The law was published on September 10, 2025 in the official gazette, cementing a legislative push that reframes the sector’s economics ahead of the 2026 tax year. With fruit exports leading the basket, the government is betting that fiscal relief will unlock a fresh round of capital to scale farms, packhouses, and cold chain capacity.
Tax Incentives Reframe Sector Economics
The incentives arrive alongside a state backed project pipeline designed to expand irrigated land and reduce hydrological risk across coastal and Andean basins. In March, the government unveiled 22 irrigation schemes worth about 24 billion dollars that aim to add one million hectares, with approximately 85 percent of awards to be procured as public private partnerships. Delivery will be staged between 2025 and mid 2026, and authorities say eight projects totalling 11 billion dollars are already in motion.

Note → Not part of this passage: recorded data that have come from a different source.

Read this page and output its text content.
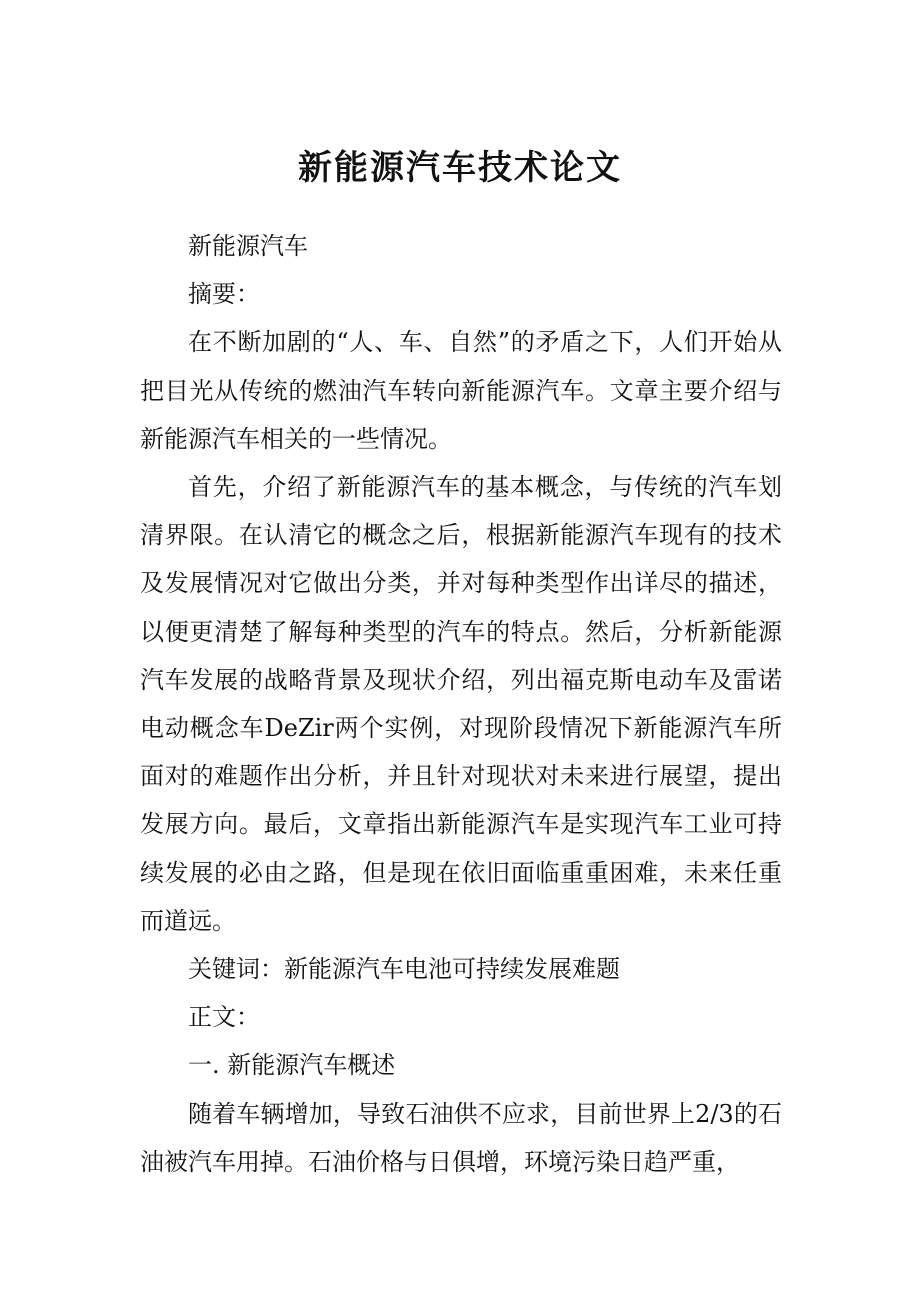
新能源汽车技术论文

新能源汽车

摘要：

在不断加剧的“人、车、自然”的矛盾之下，人们开始从把目光从传统的燃油汽车转向新能源汽车。文章主要介绍与新能源汽车相关的一些情况。

首先，介绍了新能源汽车的基本概念，与传统的汽车划清界限。在认清它的概念之后，根据新能源汽车现有的技术及发展情况对它做出分类，并对每种类型作出详尽的描述，以便更清楚了解每种类型的汽车的特点。然后，分析新能源汽车发展的战略背景及现状介绍，列出福克斯电动车及雷诺电动概念车DeZir两个实例，对现阶段情况下新能源汽车所面对的难题作出分析，并且针对现状对未来进行展望，提出发展方向。最后，文章指出新能源汽车是实现汽车工业可持续发展的必由之路，但是现在依旧面临重重困难，未来任重而道远。

关键词：新能源汽车电池可持续发展难题

正文：

一. 新能源汽车概述

随着车辆增加，导致石油供不应求，目前世界上2/3的石油被汽车用掉。石油价格与日俱增，环境污染日趋严重，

The portfolio mixes long discussed mega works with regional systems, including the Trasvase Marañón, Chinecas, and Pampas Verdes water transfers, where sponsors will need to structure water storage, conveyance, and land development phases to reach bankability. If procurement stays on timetable, contract packaging and risk allocation will determine whether local pension funds and multilaterals crowd in alongside international operators.
PPP Delivery Targets One Million Hectares
For investors, the new tax law and the PPP pipeline are complementary levers. Lower effective tax rates improve post tax returns on upstream planting and downstream processing, while accelerated depreciation on hydraulic works embedded in the statute reduces payback periods for shared assets such as canals and reservoirs.
Policy risk remains in view, since repeal initiatives were tabled in Congress in September, and the executive must still issue detailed regulations that will shape eligibility tests, stability contracts, and labour provisions.
Even so, officials are positioning agriculture as a macro driver. “Our goal is to reach 40 billion dollars in exports by 2040,” Manero said, framing a shift in which farming could overtake mining in export value by mid century if land, water, and market access plans hold.
Export Mix Shifts Beyond Mining
Execution now hinges on procurement discipline and water governance. Sponsor appetite will track clarity on tariff structures, rights to develop new parcels, and environmental and social impact management along sensitive corridors. The state’s intention to concentrate awards through PPPs signals reliance on milestone payments and availability style frameworks, although hybrid models that blend land sales, offtake pre commitments, and credit lines from development banks may emerge on project by project bases.
If the law’s incentives and the PPP programme align, Peru’s agro‑export platform could deepen its footprint well beyond blueberries and grapes.